Everybody at work today is talking about the snowstorm. It's getting annoying now. So a few minutes ago I heard this woman at work telling her friend that where she lived they were getting a lot of snow, to which the friend replied, "I'm getting 8 inches where I live tonight"
I thought, "I feel like giving you both six inches in your mouths, just to shut you up!"
Of course, I couldn't say that to people who may have the authority to get me fired, so I didn't say it. Now what about you?
Okay, so who is next?
@kickycan,
People say dumass stuff all the time. In my area we have a lot of words that come off sounding like something sexually explicit. SO, if we have someone who is really tense, we have to walk on eggs and forget the jokey references.
You, on the other hand, Ill b et its [part of your charm to tell some woman that , if she needs 8 inches youd be happy to cut off 2 of your own
@kickycan,
Quote:Things we think but don't say...
"Could you hurry it up a little? I would really like to go pee and start some coffee."
(figure out the context yourself)
My work colleagues told me this morning that they want--oh wait, not want, NEED--this job that is about sixteen hours of work to be done by the end of day today. I'm done with about half of it now, and I have a ton of work still to do.
I've been thinking, "YOU MOTHERFUCKERS, I WANT TO KILL EVERY ******* ONE OF YOU FOR BEING SO ******* INCOMPETENT THAT YOU CAN'T BRING THIS MOTHERFUCKING GARBAGE TO US TO DO IN A ******* TIMELY MANNER! NOW DIE, FILTHY PIGS, DIE!!!!!!!!!!!!!!

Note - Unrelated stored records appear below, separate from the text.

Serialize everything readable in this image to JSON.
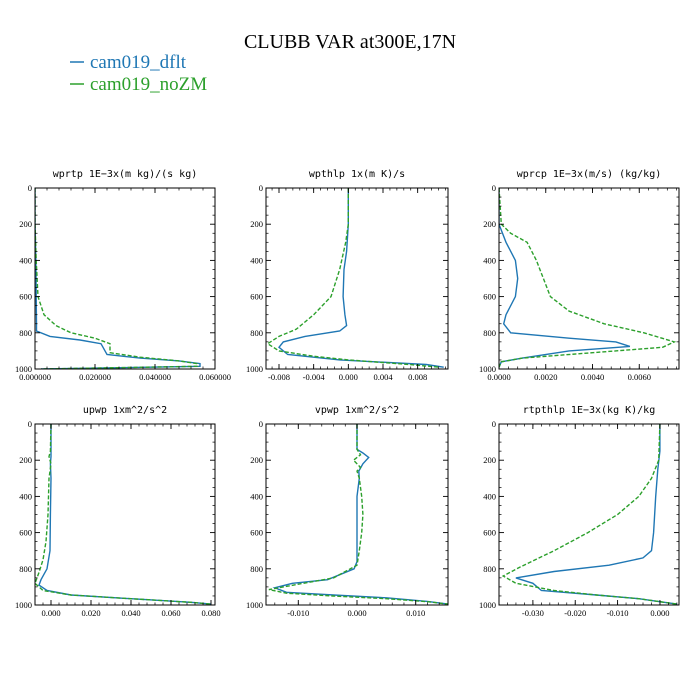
{
  "title": "CLUBB VAR at300E,17N",
  "legend": [
    {
      "name": "cam019_dflt",
      "color": "#1f77b4"
    },
    {
      "name": "cam019_noZM",
      "color": "#2ca02c"
    }
  ],
  "chart_data": [
    {
      "type": "line",
      "title": "wprtp   1E−3x(m kg)/(s kg)",
      "xlim": [
        0,
        0.06
      ],
      "ylim": [
        1000,
        0
      ],
      "xticks": [
        0,
        0.02,
        0.04,
        0.06
      ],
      "xtick_labels": [
        "0.000000",
        "0.020000",
        "0.040000",
        "0.060000"
      ],
      "yticks": [
        0,
        200,
        400,
        600,
        800,
        1000
      ],
      "ytick_labels": [
        "0",
        "200",
        "400",
        "600",
        "800",
        "1000"
      ],
      "series": [
        {
          "name": "cam019_dflt",
          "points": [
            [
              0,
              0
            ],
            [
              0,
              200
            ],
            [
              0.0003,
              400
            ],
            [
              0.0004,
              600
            ],
            [
              0.0005,
              750
            ],
            [
              0.0005,
              790
            ],
            [
              0.005,
              820
            ],
            [
              0.015,
              840
            ],
            [
              0.022,
              860
            ],
            [
              0.024,
              920
            ],
            [
              0.035,
              940
            ],
            [
              0.048,
              955
            ],
            [
              0.055,
              970
            ],
            [
              0.055,
              985
            ],
            [
              0.002,
              1000
            ]
          ]
        },
        {
          "name": "cam019_noZM",
          "points": [
            [
              0,
              0
            ],
            [
              0,
              200
            ],
            [
              0.0004,
              400
            ],
            [
              0.001,
              600
            ],
            [
              0.003,
              700
            ],
            [
              0.007,
              760
            ],
            [
              0.012,
              800
            ],
            [
              0.02,
              830
            ],
            [
              0.025,
              860
            ],
            [
              0.025,
              910
            ],
            [
              0.035,
              935
            ],
            [
              0.048,
              955
            ],
            [
              0.054,
              970
            ],
            [
              0.054,
              985
            ],
            [
              0.002,
              1000
            ]
          ]
        }
      ]
    },
    {
      "type": "line",
      "title": "wpthlp   1x(m K)/s",
      "xlim": [
        -0.0095,
        0.0115
      ],
      "ylim": [
        1000,
        0
      ],
      "xticks": [
        -0.008,
        -0.004,
        0,
        0.004,
        0.008
      ],
      "xtick_labels": [
        "-0.008",
        "-0.004",
        "0.000",
        "0.004",
        "0.008"
      ],
      "yticks": [
        0,
        200,
        400,
        600,
        800,
        1000
      ],
      "ytick_labels": [
        "0",
        "200",
        "400",
        "600",
        "800",
        "1000"
      ],
      "series": [
        {
          "name": "cam019_dflt",
          "points": [
            [
              0,
              0
            ],
            [
              0,
              200
            ],
            [
              -0.0002,
              350
            ],
            [
              -0.0005,
              450
            ],
            [
              -0.0006,
              600
            ],
            [
              -0.0004,
              700
            ],
            [
              -0.0002,
              760
            ],
            [
              -0.001,
              790
            ],
            [
              -0.005,
              820
            ],
            [
              -0.0075,
              850
            ],
            [
              -0.008,
              880
            ],
            [
              -0.007,
              920
            ],
            [
              -0.001,
              950
            ],
            [
              0.009,
              975
            ],
            [
              0.011,
              990
            ]
          ]
        },
        {
          "name": "cam019_noZM",
          "points": [
            [
              0,
              0
            ],
            [
              0,
              200
            ],
            [
              -0.0003,
              300
            ],
            [
              -0.001,
              450
            ],
            [
              -0.002,
              600
            ],
            [
              -0.004,
              700
            ],
            [
              -0.006,
              780
            ],
            [
              -0.008,
              820
            ],
            [
              -0.0093,
              860
            ],
            [
              -0.008,
              900
            ],
            [
              -0.004,
              930
            ],
            [
              0,
              950
            ],
            [
              0.007,
              975
            ],
            [
              0.0105,
              990
            ]
          ]
        }
      ]
    },
    {
      "type": "line",
      "title": "wprcp   1E−3x(m/s) (kg/kg)",
      "xlim": [
        0,
        0.0077
      ],
      "ylim": [
        1000,
        0
      ],
      "xticks": [
        0,
        0.002,
        0.004,
        0.006
      ],
      "xtick_labels": [
        "0.0000",
        "0.0020",
        "0.0040",
        "0.0060"
      ],
      "yticks": [
        0,
        200,
        400,
        600,
        800,
        1000
      ],
      "ytick_labels": [
        "0",
        "200",
        "400",
        "600",
        "800",
        "1000"
      ],
      "series": [
        {
          "name": "cam019_dflt",
          "points": [
            [
              0,
              0
            ],
            [
              0,
              200
            ],
            [
              0.0003,
              300
            ],
            [
              0.0007,
              400
            ],
            [
              0.0008,
              500
            ],
            [
              0.0007,
              600
            ],
            [
              0.0003,
              700
            ],
            [
              0.0002,
              750
            ],
            [
              0.0005,
              800
            ],
            [
              0.003,
              830
            ],
            [
              0.005,
              850
            ],
            [
              0.0056,
              875
            ],
            [
              0.003,
              900
            ],
            [
              0.001,
              940
            ],
            [
              0.0001,
              960
            ],
            [
              0,
              990
            ]
          ]
        },
        {
          "name": "cam019_noZM",
          "points": [
            [
              0,
              0
            ],
            [
              0.0001,
              200
            ],
            [
              0.0005,
              250
            ],
            [
              0.0012,
              300
            ],
            [
              0.0016,
              400
            ],
            [
              0.0019,
              500
            ],
            [
              0.0022,
              600
            ],
            [
              0.003,
              680
            ],
            [
              0.0045,
              750
            ],
            [
              0.0062,
              800
            ],
            [
              0.0075,
              850
            ],
            [
              0.007,
              880
            ],
            [
              0.004,
              910
            ],
            [
              0.001,
              940
            ],
            [
              0.0001,
              960
            ],
            [
              0,
              990
            ]
          ]
        }
      ]
    },
    {
      "type": "line",
      "title": "upwp   1xm^2/s^2",
      "xlim": [
        -0.008,
        0.082
      ],
      "ylim": [
        1000,
        0
      ],
      "xticks": [
        0,
        0.02,
        0.04,
        0.06,
        0.08
      ],
      "xtick_labels": [
        "0.000",
        "0.020",
        "0.040",
        "0.060",
        "0.080"
      ],
      "yticks": [
        0,
        200,
        400,
        600,
        800,
        1000
      ],
      "ytick_labels": [
        "0",
        "200",
        "400",
        "600",
        "800",
        "1000"
      ],
      "series": [
        {
          "name": "cam019_dflt",
          "points": [
            [
              0,
              0
            ],
            [
              0,
              180
            ],
            [
              -0.0003,
              220
            ],
            [
              0,
              300
            ],
            [
              -0.0003,
              500
            ],
            [
              -0.0005,
              700
            ],
            [
              -0.002,
              800
            ],
            [
              -0.005,
              860
            ],
            [
              -0.006,
              890
            ],
            [
              -0.002,
              920
            ],
            [
              0.01,
              945
            ],
            [
              0.04,
              965
            ],
            [
              0.07,
              985
            ],
            [
              0.08,
              995
            ]
          ]
        },
        {
          "name": "cam019_noZM",
          "points": [
            [
              0,
              0
            ],
            [
              -0.0003,
              150
            ],
            [
              -0.001,
              180
            ],
            [
              0,
              220
            ],
            [
              -0.001,
              300
            ],
            [
              -0.0015,
              500
            ],
            [
              -0.0025,
              650
            ],
            [
              -0.004,
              750
            ],
            [
              -0.006,
              820
            ],
            [
              -0.008,
              880
            ],
            [
              -0.004,
              920
            ],
            [
              0.01,
              945
            ],
            [
              0.04,
              965
            ],
            [
              0.07,
              985
            ],
            [
              0.08,
              995
            ]
          ]
        }
      ]
    },
    {
      "type": "line",
      "title": "vpwp   1xm^2/s^2",
      "xlim": [
        -0.0155,
        0.0155
      ],
      "ylim": [
        1000,
        0
      ],
      "xticks": [
        -0.01,
        0,
        0.01
      ],
      "xtick_labels": [
        "-0.010",
        "0.000",
        "0.010"
      ],
      "yticks": [
        0,
        200,
        400,
        600,
        800,
        1000
      ],
      "ytick_labels": [
        "0",
        "200",
        "400",
        "600",
        "800",
        "1000"
      ],
      "series": [
        {
          "name": "cam019_dflt",
          "points": [
            [
              0,
              0
            ],
            [
              0,
              140
            ],
            [
              0.001,
              160
            ],
            [
              0.002,
              185
            ],
            [
              0.001,
              220
            ],
            [
              0.0003,
              260
            ],
            [
              0.0004,
              300
            ],
            [
              0,
              400
            ],
            [
              0,
              600
            ],
            [
              0,
              760
            ],
            [
              -0.0005,
              800
            ],
            [
              -0.005,
              860
            ],
            [
              -0.011,
              880
            ],
            [
              -0.014,
              905
            ],
            [
              -0.012,
              930
            ],
            [
              -0.004,
              945
            ],
            [
              0.005,
              960
            ],
            [
              0.012,
              980
            ],
            [
              0.0155,
              995
            ]
          ]
        },
        {
          "name": "cam019_noZM",
          "points": [
            [
              0,
              0
            ],
            [
              0,
              140
            ],
            [
              0.0006,
              170
            ],
            [
              -0.0006,
              200
            ],
            [
              0.0006,
              240
            ],
            [
              0,
              260
            ],
            [
              0.0004,
              300
            ],
            [
              0.0008,
              400
            ],
            [
              0.001,
              500
            ],
            [
              0.0008,
              600
            ],
            [
              0.0004,
              700
            ],
            [
              0,
              780
            ],
            [
              -0.004,
              850
            ],
            [
              -0.01,
              885
            ],
            [
              -0.015,
              915
            ],
            [
              -0.012,
              935
            ],
            [
              -0.004,
              950
            ],
            [
              0.005,
              965
            ],
            [
              0.012,
              982
            ],
            [
              0.0155,
              995
            ]
          ]
        }
      ]
    },
    {
      "type": "line",
      "title": "rtpthlp   1E−3x(kg K)/kg",
      "xlim": [
        -0.038,
        0.0045
      ],
      "ylim": [
        1000,
        0
      ],
      "xticks": [
        -0.03,
        -0.02,
        -0.01,
        0
      ],
      "xtick_labels": [
        "-0.030",
        "-0.020",
        "-0.010",
        "0.000"
      ],
      "yticks": [
        0,
        200,
        400,
        600,
        800,
        1000
      ],
      "ytick_labels": [
        "0",
        "200",
        "400",
        "600",
        "800",
        "1000"
      ],
      "series": [
        {
          "name": "cam019_dflt",
          "points": [
            [
              0,
              0
            ],
            [
              0,
              150
            ],
            [
              -0.0005,
              250
            ],
            [
              -0.001,
              400
            ],
            [
              -0.0015,
              600
            ],
            [
              -0.002,
              700
            ],
            [
              -0.004,
              740
            ],
            [
              -0.012,
              780
            ],
            [
              -0.025,
              815
            ],
            [
              -0.034,
              850
            ],
            [
              -0.03,
              880
            ],
            [
              -0.028,
              920
            ],
            [
              -0.015,
              945
            ],
            [
              -0.005,
              965
            ],
            [
              0.001,
              985
            ],
            [
              0.004,
              995
            ]
          ]
        },
        {
          "name": "cam019_noZM",
          "points": [
            [
              0,
              0
            ],
            [
              -0.0003,
              200
            ],
            [
              -0.002,
              300
            ],
            [
              -0.005,
              400
            ],
            [
              -0.01,
              500
            ],
            [
              -0.017,
              600
            ],
            [
              -0.025,
              700
            ],
            [
              -0.033,
              790
            ],
            [
              -0.037,
              840
            ],
            [
              -0.034,
              880
            ],
            [
              -0.025,
              920
            ],
            [
              -0.015,
              945
            ],
            [
              -0.005,
              965
            ],
            [
              0.001,
              985
            ],
            [
              0.004,
              995
            ]
          ]
        }
      ]
    }
  ]
}
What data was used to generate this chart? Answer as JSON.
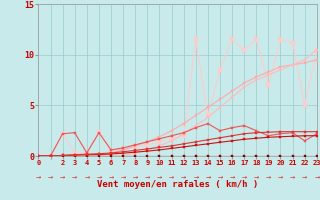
{
  "x": [
    0,
    1,
    2,
    3,
    4,
    5,
    6,
    7,
    8,
    9,
    10,
    11,
    12,
    13,
    14,
    15,
    16,
    17,
    18,
    19,
    20,
    21,
    22,
    23
  ],
  "bg_color": "#c8eaea",
  "grid_color": "#99cccc",
  "xlabel": "Vent moyen/en rafales ( km/h )",
  "yticks": [
    0,
    5,
    10,
    15
  ],
  "ylim": [
    0,
    15
  ],
  "xlim": [
    0,
    23
  ],
  "lines": [
    {
      "y": [
        0,
        0,
        0,
        0,
        0,
        0,
        0,
        0,
        0,
        0,
        0,
        0,
        0,
        0,
        0,
        0,
        0,
        0,
        0,
        0,
        0,
        0,
        0,
        0
      ],
      "color": "#880000",
      "lw": 0.8,
      "marker": "s",
      "ms": 1.8,
      "zorder": 5
    },
    {
      "y": [
        0,
        0,
        0.05,
        0.1,
        0.12,
        0.15,
        0.2,
        0.28,
        0.38,
        0.48,
        0.6,
        0.75,
        0.9,
        1.05,
        1.2,
        1.35,
        1.5,
        1.65,
        1.75,
        1.85,
        1.9,
        1.95,
        2.0,
        2.0
      ],
      "color": "#cc1111",
      "lw": 0.8,
      "marker": "s",
      "ms": 1.8,
      "zorder": 5
    },
    {
      "y": [
        0,
        0,
        0.05,
        0.12,
        0.18,
        0.22,
        0.3,
        0.42,
        0.55,
        0.7,
        0.85,
        1.0,
        1.2,
        1.4,
        1.6,
        1.8,
        2.0,
        2.2,
        2.3,
        2.35,
        2.4,
        2.4,
        2.4,
        2.4
      ],
      "color": "#dd3333",
      "lw": 0.8,
      "marker": "s",
      "ms": 1.8,
      "zorder": 5
    },
    {
      "y": [
        0,
        0,
        2.2,
        2.3,
        0.3,
        2.3,
        0.6,
        0.8,
        1.1,
        1.4,
        1.7,
        2.0,
        2.3,
        2.8,
        3.2,
        2.5,
        2.8,
        3.0,
        2.5,
        2.0,
        2.2,
        2.3,
        1.5,
        2.2
      ],
      "color": "#ee5555",
      "lw": 0.8,
      "marker": "s",
      "ms": 1.8,
      "zorder": 4
    },
    {
      "y": [
        0,
        0,
        0,
        0,
        0,
        0,
        0.3,
        0.6,
        1.0,
        1.4,
        1.9,
        2.5,
        3.2,
        4.0,
        4.8,
        5.6,
        6.4,
        7.2,
        7.8,
        8.3,
        8.8,
        9.0,
        9.2,
        9.5
      ],
      "color": "#ffaaaa",
      "lw": 0.8,
      "marker": "s",
      "ms": 1.8,
      "zorder": 3
    },
    {
      "y": [
        0,
        0,
        0,
        0,
        0,
        0,
        0,
        0,
        0.3,
        0.6,
        1.0,
        1.5,
        2.2,
        3.0,
        3.8,
        4.8,
        5.8,
        6.8,
        7.5,
        8.0,
        8.5,
        9.0,
        9.5,
        10.5
      ],
      "color": "#ffbbbb",
      "lw": 0.8,
      "marker": "s",
      "ms": 1.8,
      "zorder": 3
    },
    {
      "y": [
        0,
        0,
        2.2,
        0.3,
        0.3,
        2.4,
        0.5,
        0.7,
        0.9,
        1.1,
        1.4,
        1.7,
        2.0,
        11.5,
        4.0,
        8.5,
        11.5,
        10.5,
        11.5,
        7.0,
        11.5,
        11.2,
        5.0,
        10.5
      ],
      "color": "#ffcccc",
      "lw": 0.8,
      "marker": "s",
      "ms": 2.5,
      "zorder": 2
    }
  ],
  "arrow_row": "→",
  "xtick_fontsize": 5.0,
  "ytick_fontsize": 6.0,
  "xlabel_fontsize": 6.5,
  "tick_color": "#cc0000"
}
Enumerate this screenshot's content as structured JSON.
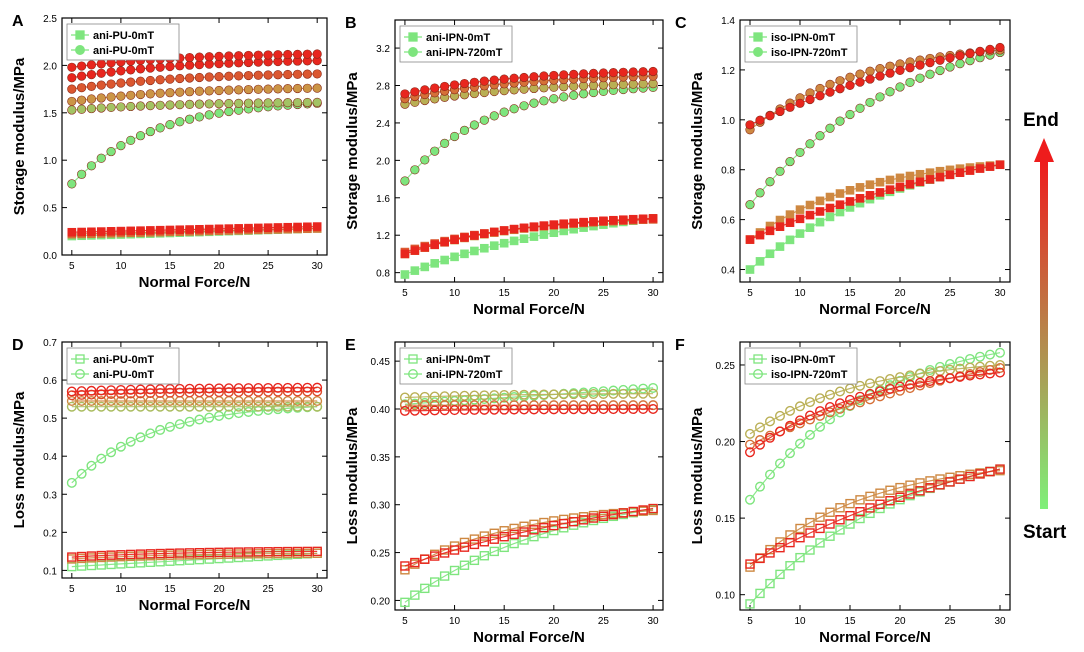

But of course, I would never say that out loud. At least not until I get to the loving safety of my apartment tonight at about midnight or so, thanks to these PIGS.
@Green Witch,
That's a woman's internal dialogue while I'm giving her the morning wood pump. This would probably be something she'd be thinking after about an hour and a half of me sweating and groaning on top of her.
@kickycan,
Take it the Kiskster is having one of those days a?
@kickycan,
kickycan wrote:
That's a woman's internal dialogue while I'm giving her the morning wood pump. This would probably be something she'd be thinking after about an hour and a half of me sweating and groaning on top of her.
Oy, an hour and a half??? Would that be all 1o"???
Jever notice the similarities between kicky and STewie Griffith?
@farmerman,
now that you mention it, i've never seen them together
@kickycan,
You might also say that "Your lack of planning does not constitute an emergency to me".
@kickycan,
Quote:This would probably be something she'd be thinking after about an hour and a half of me sweating and groaning on top of her.
Long before an hour and a half you'd be kneeling in a puddle of pee and your eyes would be scratched out as a violent result of my caffeine withdrawal. Sometimes actions speaker louder than words.
@roger,
Hard to do in recessionary time. Never mind depressionary.
Actually, I'm kidding. Deadlines were always serious for us. But re other people behaving in a timely way, that's always been a part crapshoot at best. I well remember redesigning 90+ lots including irrigation pipe sizing (sans any online help) over a weekend because of a late arrived engineering change. Well, don't get me going.
Mostly you absorb what you have to, to make payroll. Once in a while you take a stand. Sometimes those stands work.